The Brazilian-flavored “La Cancion de Sofia,” underscored by the subtle but infectious rhythms of percussionist Paulinho da Costa, is Clarke’s song to his wife. “She’s a very interesting woman,” he says. “She’s very forward thinking, because she’s an artist, yet very much a traditionalist at the same time. There’s this pull that she constantly experiences between looking toward the future and still having these old-school sensibilities at the same time. This piece just sounds like her.”

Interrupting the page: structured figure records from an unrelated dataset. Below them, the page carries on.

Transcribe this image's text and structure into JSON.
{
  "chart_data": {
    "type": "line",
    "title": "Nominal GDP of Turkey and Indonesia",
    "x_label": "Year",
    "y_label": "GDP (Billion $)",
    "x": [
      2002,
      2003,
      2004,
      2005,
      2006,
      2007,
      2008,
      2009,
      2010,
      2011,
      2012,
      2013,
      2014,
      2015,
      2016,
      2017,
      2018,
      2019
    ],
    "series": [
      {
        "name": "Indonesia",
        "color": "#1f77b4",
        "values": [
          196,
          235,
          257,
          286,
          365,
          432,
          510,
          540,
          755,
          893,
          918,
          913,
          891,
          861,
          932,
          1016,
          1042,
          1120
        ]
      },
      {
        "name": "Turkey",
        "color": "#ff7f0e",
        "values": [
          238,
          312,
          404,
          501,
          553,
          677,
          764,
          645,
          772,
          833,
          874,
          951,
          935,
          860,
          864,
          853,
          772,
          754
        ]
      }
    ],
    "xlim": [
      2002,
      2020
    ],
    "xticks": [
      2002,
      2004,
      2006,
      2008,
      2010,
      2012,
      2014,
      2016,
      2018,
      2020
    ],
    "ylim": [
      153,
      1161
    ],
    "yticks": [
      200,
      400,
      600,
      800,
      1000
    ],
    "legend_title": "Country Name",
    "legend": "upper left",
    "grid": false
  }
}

Also in the mix are a number of understated acoustic bass interludes, which collectively represent a relatively new tack for an artist who has built his reputation on fiery electric bass riffs. “I actually recorded those tracks in my dining room,” says Clarke. “It has a very high ceiling and a lot of wood. I just put the bass in there and rolled tape. I’ve really been practicing with the acoustic bass a lot in the last couple years, and I’ve developed some different techniques and styles. A lot of that has come from touring with Jean-Luc Ponty and Al Di Meola in Rite of Strings. Working with them, I’ve developed a way to play the acoustic bass as a truly solo instrument.”
The quiet interludes offer a glimmer of optimism in a moment of history that is plagued by war and global unrest. Despite the occasionally bleak subject matter of The Toys of Men, Clarke’s outlook remains generally optimistic.
“I do believe that civilization is headed toward a golden age,” he says. “I may not see it in my lifetime, but I do believe that people approach their differences with at least a little more civility than they did in earlier centuries. I think there will come a day when men will in fact drop the baggage and the negative energy once and for all, put down the dangerous toys and talk to each other like human beings.”